Reputation: 87
I used to define a proto
file, for example
option java_package = "proto.data";
message Data {
repeated string strs = 1;
repeated int ints = 2;
}
I received from network this object's inputstream (or bytes). Then, normally, I do a parsing like Data.parserFrom(stream)
or Data.parserFrom(bytes)
to get the object.
By this, I have to hold full memory on Data object while I just need travel all string and integer values in the object. It's bad when the object size is big.
What should I do for this issue?
Upvotes: 2
Views: 4130
Reputation: 419
Hmm. It appears that it may be already implemented but not adequately documented. Has you tested it ?

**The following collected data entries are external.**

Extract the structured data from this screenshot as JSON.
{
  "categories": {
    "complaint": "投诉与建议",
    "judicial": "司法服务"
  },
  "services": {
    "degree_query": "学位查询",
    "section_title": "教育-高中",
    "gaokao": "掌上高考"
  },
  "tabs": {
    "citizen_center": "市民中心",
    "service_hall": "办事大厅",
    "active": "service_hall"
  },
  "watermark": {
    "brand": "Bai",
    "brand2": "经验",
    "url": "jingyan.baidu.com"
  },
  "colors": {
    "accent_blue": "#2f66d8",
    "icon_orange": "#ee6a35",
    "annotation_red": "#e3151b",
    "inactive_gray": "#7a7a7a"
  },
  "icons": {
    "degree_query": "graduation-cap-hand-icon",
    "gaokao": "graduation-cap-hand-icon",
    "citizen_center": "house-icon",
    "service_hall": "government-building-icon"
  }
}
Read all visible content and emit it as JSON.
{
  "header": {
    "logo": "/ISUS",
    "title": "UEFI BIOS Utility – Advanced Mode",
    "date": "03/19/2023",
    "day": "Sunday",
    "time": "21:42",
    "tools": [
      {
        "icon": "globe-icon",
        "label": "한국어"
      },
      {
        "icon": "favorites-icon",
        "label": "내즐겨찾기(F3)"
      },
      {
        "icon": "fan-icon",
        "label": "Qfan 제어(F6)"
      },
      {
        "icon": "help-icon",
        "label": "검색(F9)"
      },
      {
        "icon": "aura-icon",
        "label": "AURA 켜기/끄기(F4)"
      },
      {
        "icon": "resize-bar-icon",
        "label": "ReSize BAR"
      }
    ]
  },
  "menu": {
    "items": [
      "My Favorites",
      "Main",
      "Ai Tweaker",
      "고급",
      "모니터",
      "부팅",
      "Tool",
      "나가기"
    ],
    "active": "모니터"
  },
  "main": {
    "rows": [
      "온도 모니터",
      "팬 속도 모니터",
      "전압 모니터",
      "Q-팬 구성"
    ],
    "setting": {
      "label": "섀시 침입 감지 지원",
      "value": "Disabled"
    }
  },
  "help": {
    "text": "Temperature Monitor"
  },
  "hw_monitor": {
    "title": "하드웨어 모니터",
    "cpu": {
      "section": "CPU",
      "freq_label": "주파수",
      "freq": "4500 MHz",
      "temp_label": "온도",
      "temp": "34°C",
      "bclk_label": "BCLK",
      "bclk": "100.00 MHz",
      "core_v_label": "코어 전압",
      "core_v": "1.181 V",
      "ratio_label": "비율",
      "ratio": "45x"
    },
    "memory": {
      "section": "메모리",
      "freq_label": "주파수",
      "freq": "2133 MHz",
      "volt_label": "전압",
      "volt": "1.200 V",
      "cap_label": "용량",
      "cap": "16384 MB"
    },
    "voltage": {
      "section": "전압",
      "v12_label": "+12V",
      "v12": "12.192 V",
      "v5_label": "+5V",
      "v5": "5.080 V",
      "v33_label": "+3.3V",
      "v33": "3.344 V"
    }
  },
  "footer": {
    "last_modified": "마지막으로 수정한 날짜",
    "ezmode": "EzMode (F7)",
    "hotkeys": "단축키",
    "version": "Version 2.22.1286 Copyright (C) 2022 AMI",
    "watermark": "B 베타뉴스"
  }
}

See for discussion: https://groups.google.com/forum/#!topic/protobuf/7vTGDHe0ZyM
See also, sample test code in google's github: https://github.com/google/protobuf/blob/4644f99d1af4250dec95339be6a13e149787ab33/java/src/test/java/com/google/protobuf/lazy_fields_lite.proto
Upvotes: 0
Reputation: 45316
Unfortunately, there is no way to parse just part of a protobuf. If you want to be sure that you've seen all of the strs
or all of the ints
, you have to parse the entire message, since the values could appear in any order or even interleaved.
If you only care about memory usage and not CPU time then you could, in theory, use a hand-written parser to parse the message and ignore fields that you don't care about. You still have to do the work of parsing, you can just discard them immediately rather than keeping them in memory. However, to do this you'd need to study the Protobuf wire format and write your own parser. You can use Protobuf's CodedInputStream
class but a lot of work still needs to be done manually. The Protobuf library really isn't designed for this.
If you are willing to consider using a different protocol framework, Cap'n Proto is extremely similar in design to Protobufs but features in the ability to read only the part of the message you care about. Cap'n Proto incurs no overhead for the fields you don't examine, other than obviously the bandwidth and memory to receive the raw message bytes. If you are reading from a file, and you use memory mapping (MappedByteBuffer
in Java), then only the parts of the message you actually use will be read from disk.
(Disclosure: I am the author of most of Google Protobufs v2 (the version you are probably using) as well as Cap'n Proto.)
Upvotes: 2